Guido Westerwelle pledged development aid and wide-ranging cooperation on a trip to Egypt. Promising a "partnership of equals," he compared the Egyptian revolution to German reunification 20 years ago.
Westerwelle expressed high hopes for progress in Egypt
On a trip to Cairo Wednesday, German Foreign Minister Guido Westerwelle offered Egypt about 30 million euros ($41 million) in aid and said he hoped that the democratic process there would help to improve Egyptians' lives.
The visit came less than two weeks after chaotic protests brought down the government of authoritarian Egyptian President Hosni Mubarak. Westerwelle met with officials in Egypt's transitional government including his counterpart Abul Gheit and Defense Minister Mohammed Tantawi, who is Egypt's de facto head of state while the military runs the country.
Westerwelle said he did not come to patronize Egyptians, but to offer a "partnership of equals." During a stop in Cairo's Tahrir Square, which was the center of the anti-Mubarak protests, he compared Egypt's revolution to the reunification of Germany twenty years ago.
"Tahrir Square is for Egypt what the Brandenburg Gate is for us Germans," he said. "We Germans have our peaceful, liberal revolution behind us. We wish the same for Egyptians."

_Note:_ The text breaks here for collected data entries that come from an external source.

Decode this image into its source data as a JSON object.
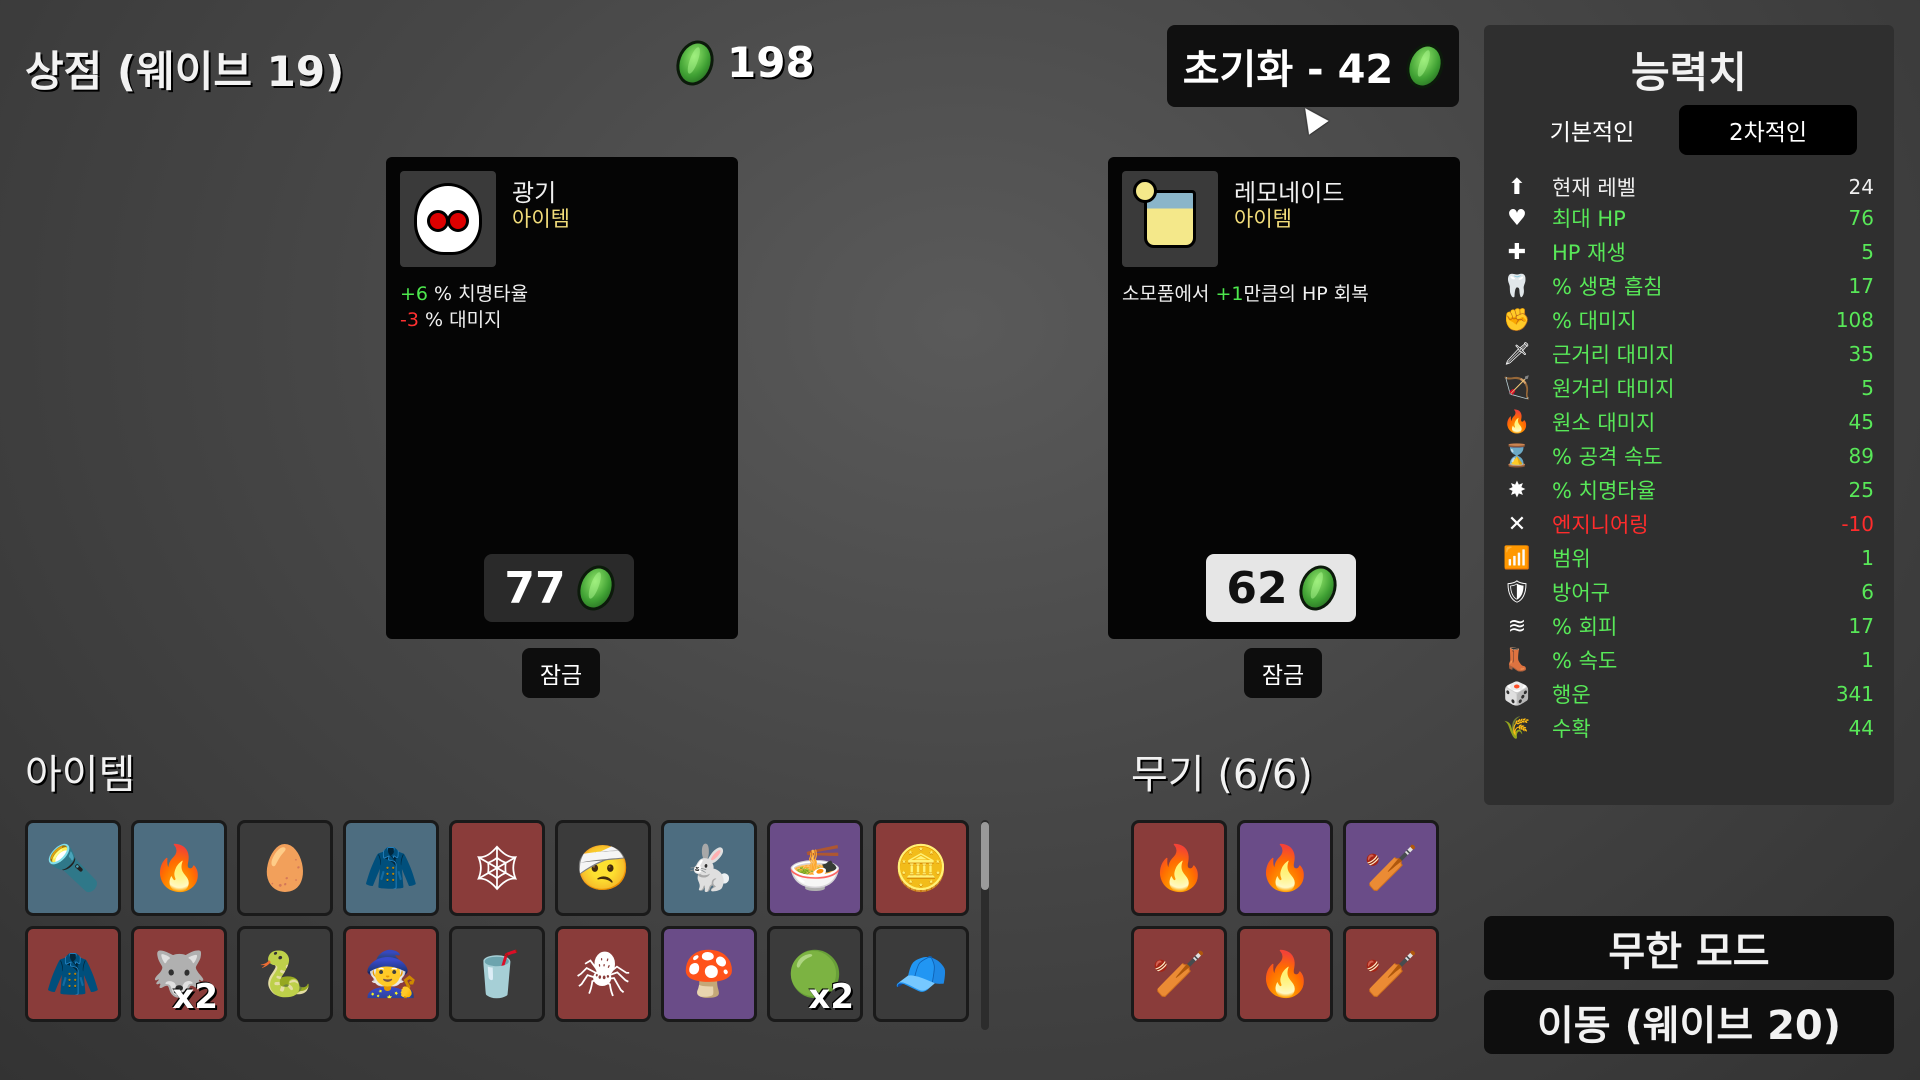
{
  "header": {
    "shop_title": "상점 (웨이브 19)",
    "materials": "198",
    "reroll_label": "초기화 - 42"
  },
  "shop": [
    {
      "name": "광기",
      "kind": "아이템",
      "effects": [
        {
          "value": "+6",
          "text": " % 치명타율",
          "color": "pos"
        },
        {
          "value": "-3",
          "text": " % 대미지",
          "color": "neg"
        }
      ],
      "price": "77",
      "lock_label": "잠금"
    },
    {
      "name": "레모네이드",
      "kind": "아이템",
      "desc_pre": "소모품에서 ",
      "desc_val": "+1",
      "desc_post": "만큼의 HP 회복",
      "price": "62",
      "lock_label": "잠금"
    }
  ],
  "items_section": {
    "title": "아이템",
    "items": [
      {
        "icon": "flashlight-icon",
        "glyph": "🔦",
        "tier": "t1"
      },
      {
        "icon": "campfire-icon",
        "glyph": "🔥",
        "tier": "t1"
      },
      {
        "icon": "egg-ghost-icon",
        "glyph": "🥚",
        "tier": "t0"
      },
      {
        "icon": "scarecrow-icon",
        "glyph": "🧥",
        "tier": "t1"
      },
      {
        "icon": "dreamcatcher-icon",
        "glyph": "🕸",
        "tier": "t3"
      },
      {
        "icon": "mummy-head-icon",
        "glyph": "🤕",
        "tier": "t0"
      },
      {
        "icon": "rabbit-knife-icon",
        "glyph": "🐇",
        "tier": "t1"
      },
      {
        "icon": "noodle-bowl-icon",
        "glyph": "🍜",
        "tier": "t2"
      },
      {
        "icon": "gold-coin-icon",
        "glyph": "🪙",
        "tier": "t3"
      },
      {
        "icon": "hoodie-icon",
        "glyph": "🧥",
        "tier": "t3"
      },
      {
        "icon": "wolf-helmet-icon",
        "glyph": "🐺",
        "tier": "t3",
        "qty": "x2"
      },
      {
        "icon": "snake-icon",
        "glyph": "🐍",
        "tier": "t0"
      },
      {
        "icon": "gnome-icon",
        "glyph": "🧙",
        "tier": "t3"
      },
      {
        "icon": "lemonade-icon",
        "glyph": "🥤",
        "tier": "t0"
      },
      {
        "icon": "spider-icon",
        "glyph": "🕷",
        "tier": "t3"
      },
      {
        "icon": "mushroom-icon",
        "glyph": "🍄",
        "tier": "t2"
      },
      {
        "icon": "green-slime-icon",
        "glyph": "🟢",
        "tier": "t0",
        "qty": "x2"
      },
      {
        "icon": "beanie-icon",
        "glyph": "🧢",
        "tier": "t0"
      }
    ]
  },
  "weapons_section": {
    "title": "무기 (6/6)",
    "weapons": [
      {
        "icon": "torch-icon",
        "glyph": "🔥",
        "tier": "t3"
      },
      {
        "icon": "torch-icon",
        "glyph": "🔥",
        "tier": "t2"
      },
      {
        "icon": "spiked-club-icon",
        "glyph": "🏏",
        "tier": "t2"
      },
      {
        "icon": "spiked-club-icon",
        "glyph": "🏏",
        "tier": "t3"
      },
      {
        "icon": "torch-icon",
        "glyph": "🔥",
        "tier": "t3"
      },
      {
        "icon": "spiked-club-icon",
        "glyph": "🏏",
        "tier": "t3"
      }
    ]
  },
  "stats": {
    "title": "능력치",
    "tab_primary": "기본적인",
    "tab_secondary": "2차적인",
    "rows": [
      {
        "icon": "level-icon",
        "glyph": "⬆",
        "label": "현재 레벨",
        "value": "24",
        "color": "white"
      },
      {
        "icon": "heart-icon",
        "glyph": "♥",
        "label": "최대 HP",
        "value": "76",
        "color": "green"
      },
      {
        "icon": "heart-plus-icon",
        "glyph": "✚",
        "label": "HP 재생",
        "value": "5",
        "color": "green"
      },
      {
        "icon": "fangs-icon",
        "glyph": "🦷",
        "label": "% 생명 흡침",
        "value": "17",
        "color": "green"
      },
      {
        "icon": "fist-icon",
        "glyph": "✊",
        "label": "% 대미지",
        "value": "108",
        "color": "green"
      },
      {
        "icon": "sword-icon",
        "glyph": "🗡",
        "label": "근거리 대미지",
        "value": "35",
        "color": "green"
      },
      {
        "icon": "bow-icon",
        "glyph": "🏹",
        "label": "원거리 대미지",
        "value": "5",
        "color": "green"
      },
      {
        "icon": "flame-icon",
        "glyph": "🔥",
        "label": "원소 대미지",
        "value": "45",
        "color": "green"
      },
      {
        "icon": "hourglass-icon",
        "glyph": "⌛",
        "label": "% 공격 속도",
        "value": "89",
        "color": "green"
      },
      {
        "icon": "crit-burst-icon",
        "glyph": "✸",
        "label": "% 치명타율",
        "value": "25",
        "color": "green"
      },
      {
        "icon": "wrench-cross-icon",
        "glyph": "✕",
        "label": "엔지니어링",
        "value": "-10",
        "color": "red"
      },
      {
        "icon": "range-waves-icon",
        "glyph": "📶",
        "label": "범위",
        "value": "1",
        "color": "green"
      },
      {
        "icon": "shield-icon",
        "glyph": "🛡",
        "label": "방어구",
        "value": "6",
        "color": "green"
      },
      {
        "icon": "dodge-wind-icon",
        "glyph": "≋",
        "label": "% 회피",
        "value": "17",
        "color": "green"
      },
      {
        "icon": "boot-icon",
        "glyph": "👢",
        "label": "% 속도",
        "value": "1",
        "color": "green"
      },
      {
        "icon": "dice-icon",
        "glyph": "🎲",
        "label": "행운",
        "value": "341",
        "color": "green"
      },
      {
        "icon": "wheat-icon",
        "glyph": "🌾",
        "label": "수확",
        "value": "44",
        "color": "green"
      }
    ]
  },
  "buttons": {
    "endless_mode": "무한 모드",
    "go_next": "이동 (웨이브 20)"
  }
}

The German aid includes "micro loans" usually targeted to small businesses
The German aid package for Egypt consists of 8 million euros ($11 million) to boost youth employment and 20 million euros ($28 million) in "micro credits." Details about the micro credits were not immediately available.
Westerwelle called for European markets to be more open to Egyptian products, and said from Germany's point of view, "normal tourism is again possible." About 1.3 million Germans visited Egypt last year, but the revolution devastated the North African country's tourism industry.
The German foreign minister also promised Egypt close economic and political cooperation, support in building a civil society and an independent judiciary, educational development and student exchanges.
Calls for progress
Along with Egyptian officials, Westerwelle met with opposition leaders including Nobel Peace Prize winner Mohammed ElBaradei. Westerwelle was not scheduled to meet with the Muslim Brotherhood, Egypt's largest and most controversial opposition group.
International media have favored ElBaradei
Westerwelle said that Egypt's transition to democracy should bring about improvements in life for all Egyptians. He said people should be able to notice freedom and democracy bringing prosperity to families and opportunities to young people.
Following Mubarak's ouster, the Egyptian military dissolved the country's parliament and assumed control of the government. Egyptian Foreign Minister Abul Gheit told Westerwelle the transitional government has not yet set a date for elections, but that the military would step down within six months. Gheit added that authorities would soon release all political prisoners.
Westerwelle was the fourth European political leader to visit Egypt this week. He followed British Prime Minister David Cameron, European Union foreign policy chief Catherine Ashton and Italian Foreign Minister Franco Frattini.